I know that there are machinists that are overbearing and tell you that 'their way'  is 'the only way'  - I'm not one of _those _guys (check my posting history), but... THIS IS THE ONLY CORRECT WAY TO REMOVE A STUCK CHUCK IN THE DF1237G LATHE - anythin else, including wood in the gears will result in damage, probably to the little gear bearings in the centre shaft.

Note:  it is impossible to remove the spindle/bearings/seals until the chuck is removed anyway. kb58, I wish I was in California (for lots of reasons), then I could come over and assess/help you out directly.


----------



## kb58 (Apr 17, 2019)

Thank you for the detailed response. I'll investigate further and let you all know.


----------



## Dabbler (Apr 17, 2019)

I should have said using a 4X4 of cedar or other soft wood on the corner hitting the key or rod is a good alternative to a rubber hammer - providing you don't wail on it.


----------



## kb58 (Apr 18, 2019)

Came right out


----------



## Dabbler (Apr 18, 2019)

It looks exactly like my lathe!  congrats! -- it is a really good lathe!


----------



## kb58 (Apr 19, 2019)

In case this thread turns into something substantial, here's the manual in case others are looking for it.


----------



## kb58 (May 2, 2019)

The plan to rebuild the Grizzly DF-1237G took a brief turn when a Clausing Colchester in good condition showed up locally on CL. Alas, it was apparently already sold by the time I saw it, as the seller did not return my message. A Hardinge HLV-H also showed up, and while I drooled over its specs, the $12,000 asking price is simply a bridge too far. Even if it wasn't, the reality is that I don't make anything requires such precision. Oh well, it's hard to not always want "the best".

Back to my lathe, replacement oil seals are onhand, so the teardown will proceed - and I'll stop looking at CL. I changed my thinking regarding replacing the chuck with a D1-4 chuck, because it'll make the process far easier. The new plan is to replace the existing chuck with either a Buck or Bison "Tru Adjust", using the existing backplate. This gets around having to fabricate a new backplate in order to gain what's probably a questionable amount of precision.
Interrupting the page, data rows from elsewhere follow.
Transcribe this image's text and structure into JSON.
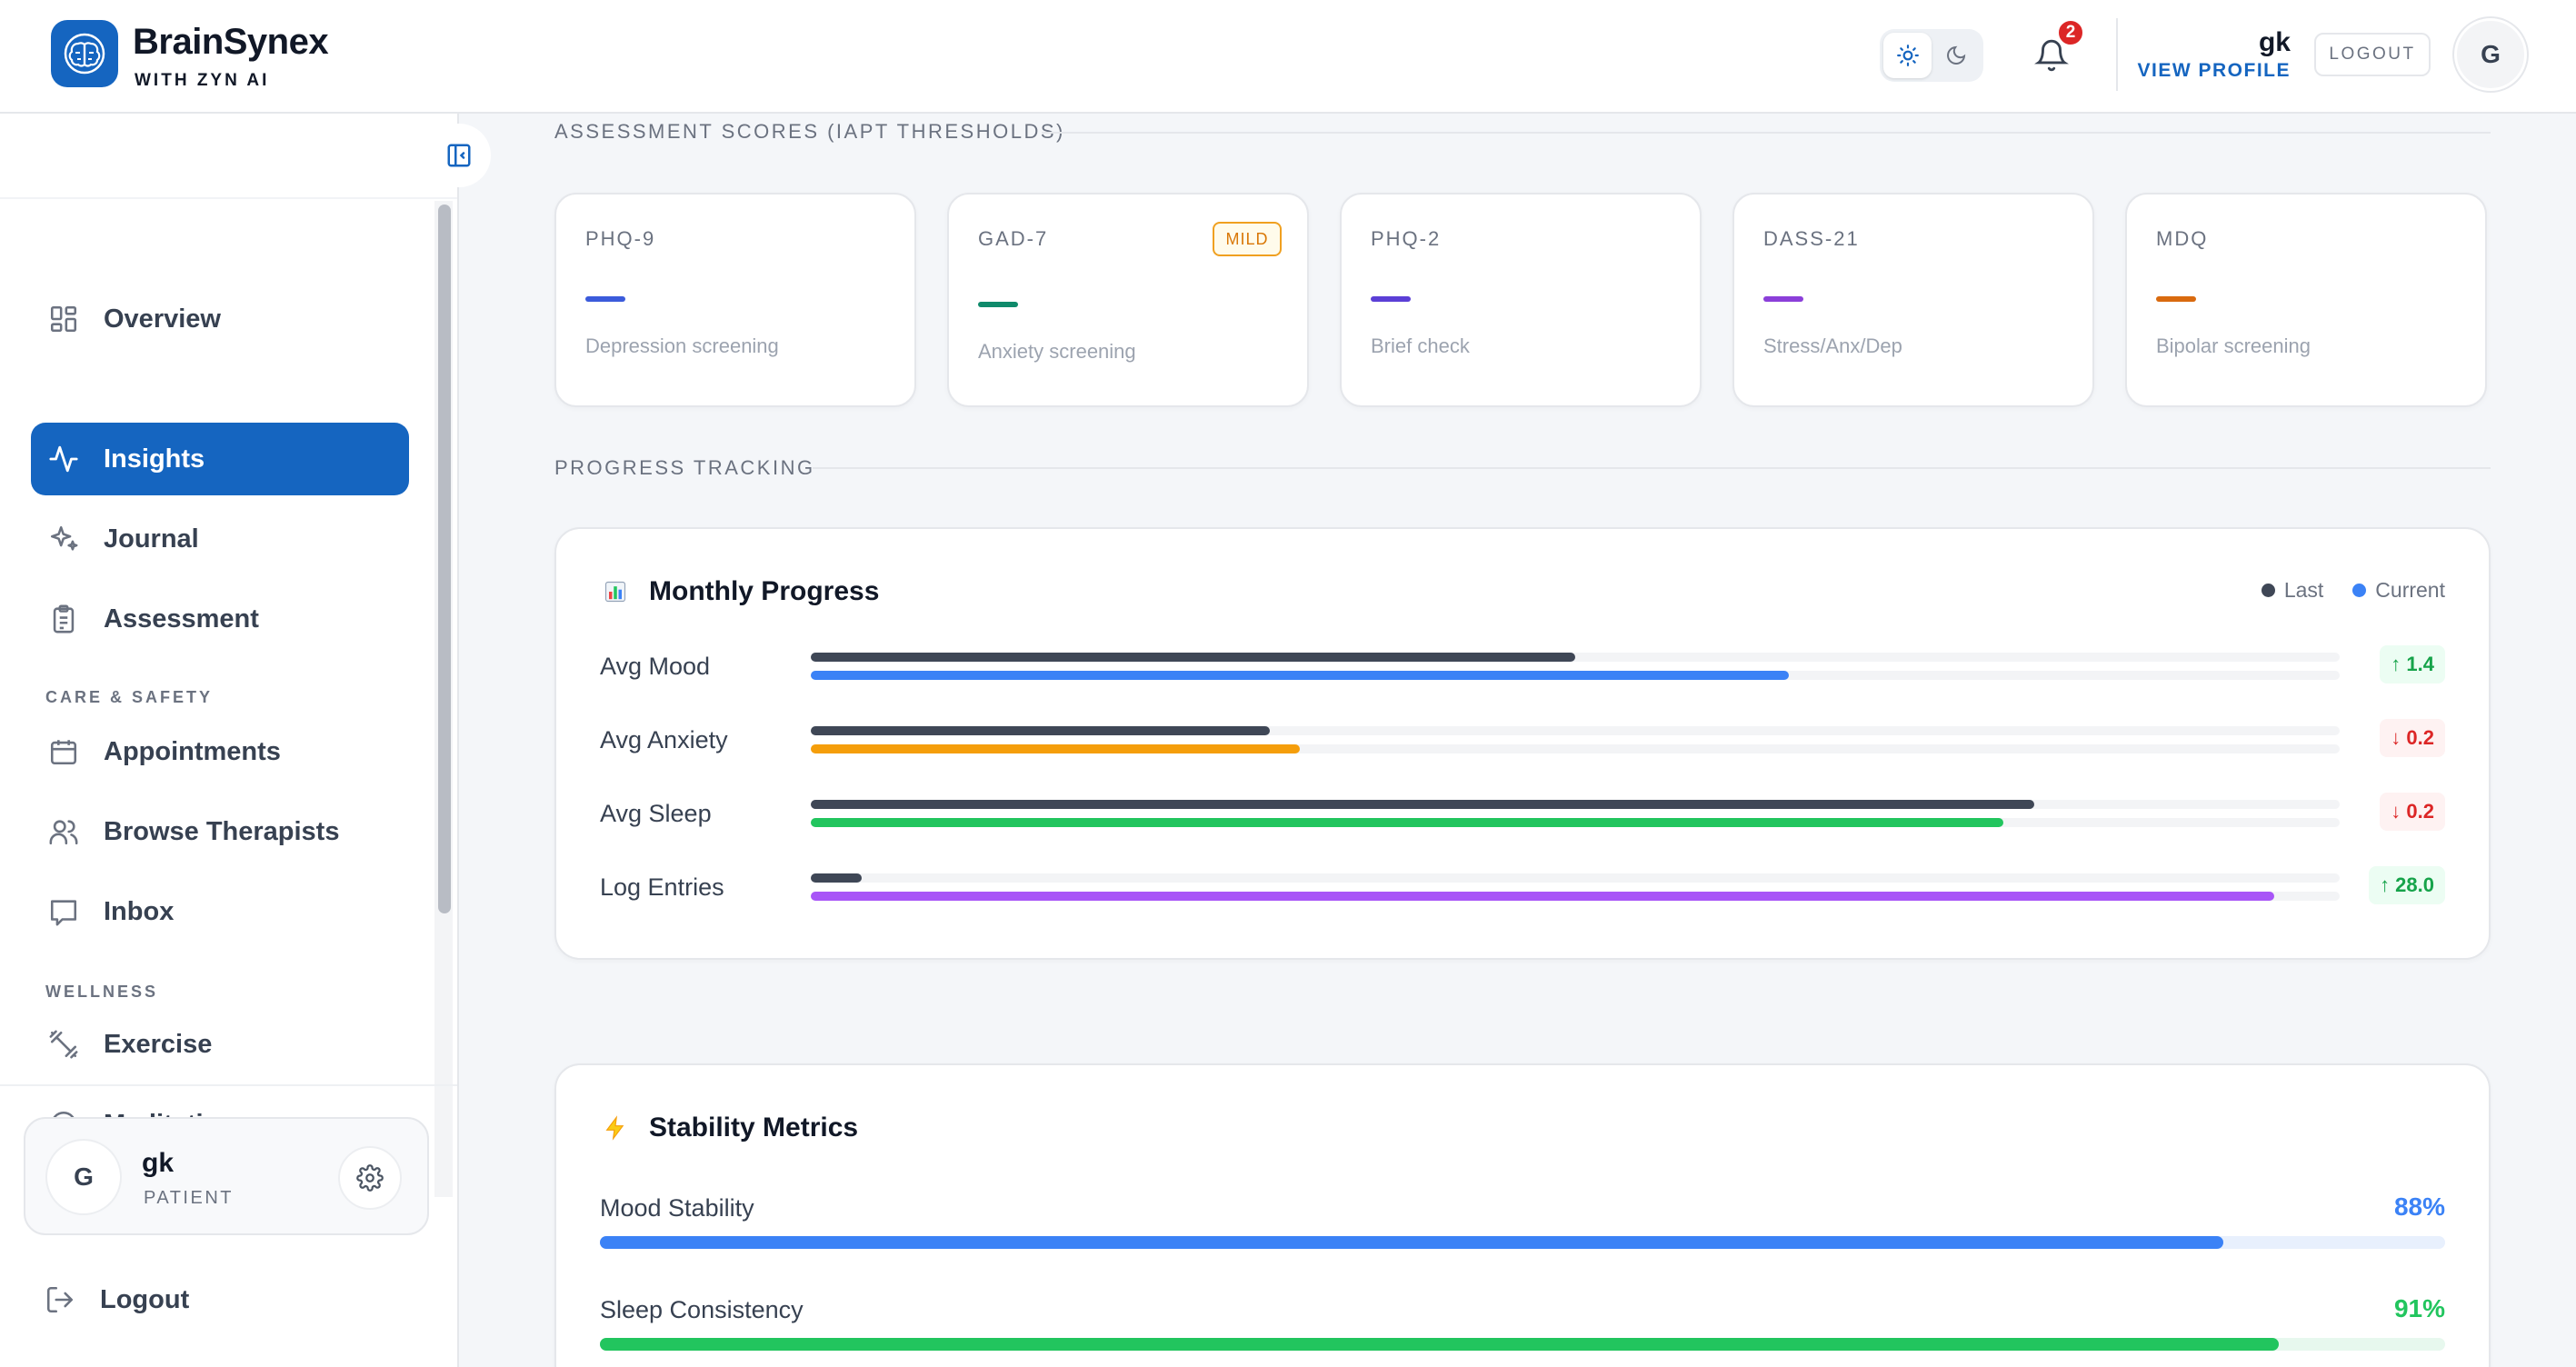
{
  "header": {
    "brand": "BrainSynex",
    "brand_sub": "WITH ZYN AI",
    "notification_count": "2",
    "user_name": "gk",
    "view_profile": "VIEW PROFILE",
    "logout": "LOGOUT",
    "avatar_initial": "G"
  },
  "sidebar": {
    "items": [
      {
        "label": "Overview",
        "icon": "grid-icon"
      },
      {
        "label": "Insights",
        "icon": "activity-icon",
        "active": true
      },
      {
        "label": "Journal",
        "icon": "sparkles-icon"
      },
      {
        "label": "Assessment",
        "icon": "clipboard-icon"
      }
    ],
    "section_care": "CARE & SAFETY",
    "care_items": [
      {
        "label": "Appointments",
        "icon": "calendar-icon"
      },
      {
        "label": "Browse Therapists",
        "icon": "users-icon"
      },
      {
        "label": "Inbox",
        "icon": "message-icon"
      }
    ],
    "section_wellness": "WELLNESS",
    "wellness_items": [
      {
        "label": "Exercise",
        "icon": "dumbbell-icon"
      },
      {
        "label": "Meditation",
        "icon": "headphones-icon"
      }
    ],
    "user": {
      "initial": "G",
      "name": "gk",
      "role": "PATIENT"
    },
    "logout": "Logout"
  },
  "assessment": {
    "title": "ASSESSMENT SCORES (IAPT THRESHOLDS)",
    "cards": [
      {
        "name": "PHQ-9",
        "desc": "Depression screening",
        "color": "#3b5bdb",
        "badge": ""
      },
      {
        "name": "GAD-7",
        "desc": "Anxiety screening",
        "color": "#0f8a6b",
        "badge": "MILD"
      },
      {
        "name": "PHQ-2",
        "desc": "Brief check",
        "color": "#5b3fd6",
        "badge": ""
      },
      {
        "name": "DASS-21",
        "desc": "Stress/Anx/Dep",
        "color": "#8b3fd9",
        "badge": ""
      },
      {
        "name": "MDQ",
        "desc": "Bipolar screening",
        "color": "#d96a0f",
        "badge": ""
      }
    ]
  },
  "progress": {
    "section_title": "PROGRESS TRACKING",
    "panel_title": "Monthly Progress",
    "legend_last": "Last",
    "legend_current": "Current",
    "last_color": "#3f4756",
    "metrics": [
      {
        "label": "Avg Mood",
        "last": 0.5,
        "current": 0.64,
        "color": "#3b82f6",
        "delta": "↑ 1.4",
        "dir": "up"
      },
      {
        "label": "Avg Anxiety",
        "last": 0.3,
        "current": 0.32,
        "color": "#f59e0b",
        "delta": "↓ 0.2",
        "dir": "down"
      },
      {
        "label": "Avg Sleep",
        "last": 0.8,
        "current": 0.78,
        "color": "#22c55e",
        "delta": "↓ 0.2",
        "dir": "down"
      },
      {
        "label": "Log Entries",
        "last": 0.033,
        "current": 0.957,
        "color": "#a855f7",
        "delta": "↑ 28.0",
        "dir": "up"
      }
    ]
  },
  "stability": {
    "panel_title": "Stability Metrics",
    "metrics": [
      {
        "label": "Mood Stability",
        "value": "88%",
        "fraction": 0.88,
        "color": "#3b82f6",
        "track": "#e8f0fd"
      },
      {
        "label": "Sleep Consistency",
        "value": "91%",
        "fraction": 0.91,
        "color": "#22c55e",
        "track": "#e7f8ee"
      }
    ]
  }
}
The only question now is how much the backplate might have to be modified.

Speaking of the factory chuck, does anyone know what came with the Grizzly DF-1237G as-delivered? The reason I ask is that when I got it, it had an 8-inch 3-jaw on it. I kinda doubt that's normal. The chuck has no markings, so I don't know what brand it is, and the engineer in me has to ask, "How do I know that it's not already a high quality name brand chuck?" Well, I don't, but I think if it was, they'd proudly display their name or stamp on it. I also think that most people wouldn't make that change, but since I'm considering it, who knows.
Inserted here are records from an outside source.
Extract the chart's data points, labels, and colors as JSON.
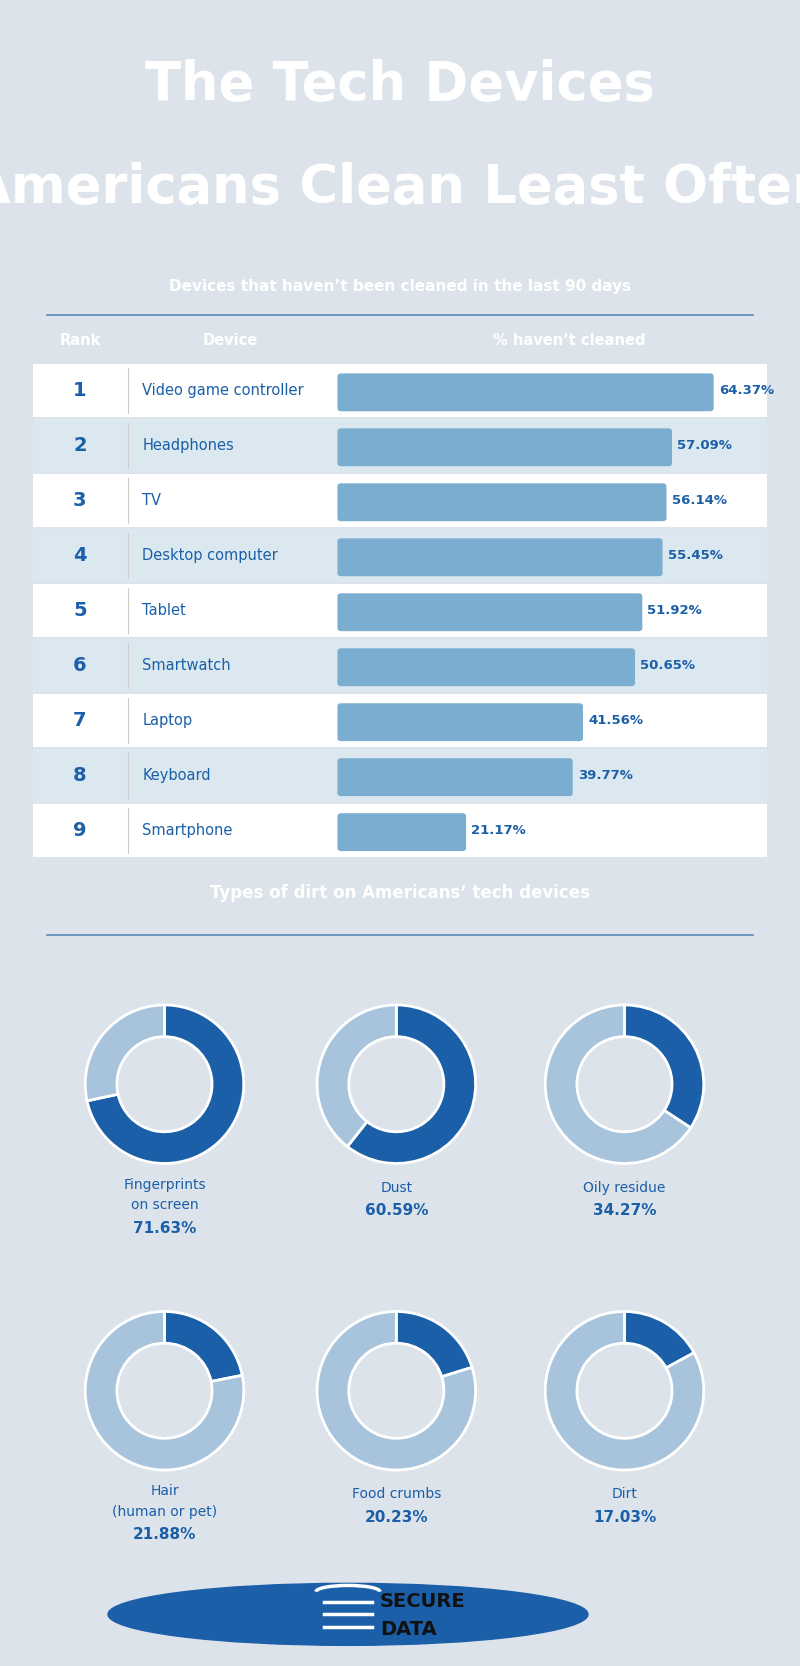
{
  "title_line1": "The Tech Devices",
  "title_line2": "Americans Clean Least Often",
  "title_bg_color": "#1a5fa8",
  "title_text_color": "#ffffff",
  "table_header": "Devices that haven’t been cleaned in the last 90 days",
  "table_header_bg": "#1a5fa8",
  "table_header_text": "#ffffff",
  "col_headers": [
    "Rank",
    "Device",
    "% haven’t cleaned"
  ],
  "ranks": [
    1,
    2,
    3,
    4,
    5,
    6,
    7,
    8,
    9
  ],
  "devices": [
    "Video game controller",
    "Headphones",
    "TV",
    "Desktop computer",
    "Tablet",
    "Smartwatch",
    "Laptop",
    "Keyboard",
    "Smartphone"
  ],
  "values": [
    64.37,
    57.09,
    56.14,
    55.45,
    51.92,
    50.65,
    41.56,
    39.77,
    21.17
  ],
  "bar_color": "#7aadcf",
  "row_bg_odd": "#ffffff",
  "row_bg_even": "#dce8f0",
  "rank_device_text": "#1a5fa8",
  "value_text_color": "#1a5fa8",
  "main_bg": "#dce3ea",
  "section_bg": "#ffffff",
  "dirt_header": "Types of dirt on Americans’ tech devices",
  "dirt_header_bg": "#1a5fa8",
  "dirt_labels": [
    "Fingerprints\non screen",
    "Dust",
    "Oily residue",
    "Hair\n(human or pet)",
    "Food crumbs",
    "Dirt"
  ],
  "dirt_values": [
    71.63,
    60.59,
    34.27,
    21.88,
    20.23,
    17.03
  ],
  "donut_main_color": "#1a5fa8",
  "donut_rest_color": "#a8c4dc",
  "donut_text_color": "#1a5fa8",
  "footer_bg": "#dce3ea",
  "line_color": "#5588bb"
}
Regarding the backplate, I actually have three! One for the 3-jaw, one for the 4-jaw, and another more generic one with a bunch of slots in it (which I need to confirm if it threads onto the spindle. I removed the 4-jaw backplate to see what it looks like. It has an 80mm bore that's a press fit into the chuck, but what's odd is just how rough the backplate threads are. It's as if it was threaded, then sandblasted with 1/8" sand, because the threads are _very _rough, like 60-grit sandpaper. Makes me wonder what the history of this backplate is. Anyway, this backplate is maybe 6" in diameter, with four mounting holes at mid-radius. The 3-jay backplate is 8" and has 3 mounting holes out near the edge. The third backplate with the slots is at least that big, maybe even larger.
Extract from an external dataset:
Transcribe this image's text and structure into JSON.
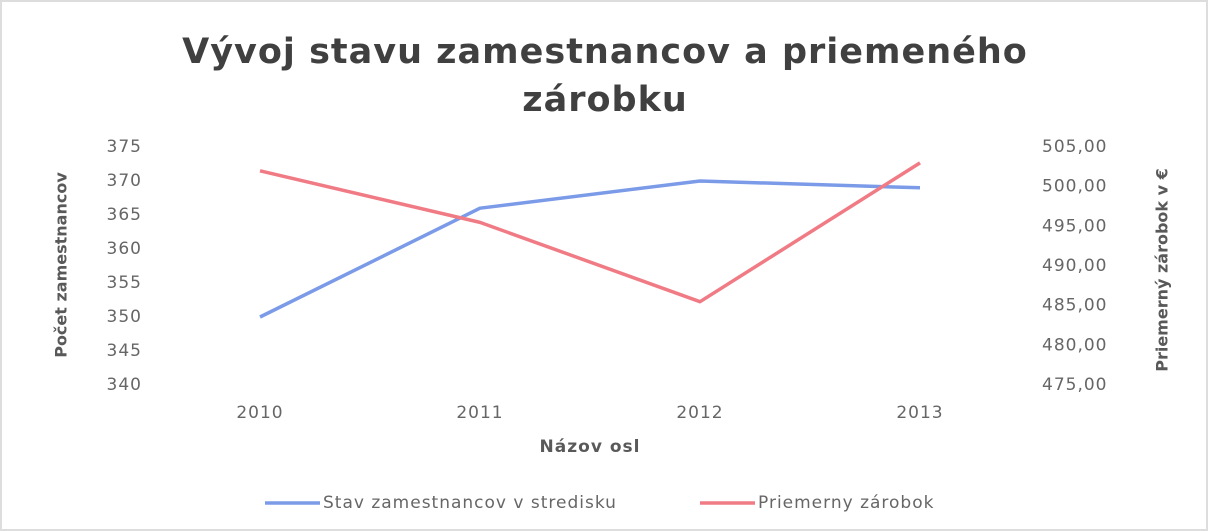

Anyway, the whole chuck thing is for later, because in order to get there, the lathe has to be rebuilt first. Given some of the comments, getting the bearings out of the head could be difficult, and hopefully I don't ruin them or anything else.

I'm considering doing a YouTube series of the rebuild. I doubt there are very many people considering rebuilding one of these, but producing the videos would be good experience for me since I plan to do others (drawbar and car-related).


----------



## Dabbler (May 2, 2019)

Getting the bearings out will be interesting to everyone that owns that model lathe manufactured from 1979 to 1984, as we all have seal problems! So a youtube series will be very helpful!  My understanding is that it is likely that the right bearing is going to be ruined in the removal.  If they are a standard  tapered roller bearing they should be available in the 200-300 range.

My 12X37 came with an 8" 3 jaw, and an 8" 4 jaw chuck, on backing plates.  Mine are Taiwanese (noname) chucks and mine at least are as good as a Bison (but without the tru-adjust feature)  Both of my backing plates have moderately rough threads - but I have seen far worse.  My 3 jaw runs with .002 runout at 3/4" and .005 runout at 2".  This is almost as good as a $1600 Pratt-Bernerd chuck, but not as good as the high-accuracy tru adjust PB 8" chuck that sells for $3000 CDN...  I am thinking on how I can swap the 8" 3 jaw chuck over to my new 14X40 lathe and give away my 6" chuck (from the 14X40) when I sell my smaller lathe.

-- It is likely that your machine is a similar vintage as mine, and has the same chucks.  Therefore you have a decent quality Taiwanese 3 jaw scroll chuck.  More power to you if you upgrade to a Bison Tru-adjust!  I'd love a 6" Bison 6 jaw tru-adjust myself - I just can't afford it.


----------



## kb58 (May 3, 2019)

I won't spend any money on chucks until it's rebuilt and the runout of the existing chuck measured. If it's "good enough" (subject to definition), it'll be kept.


----------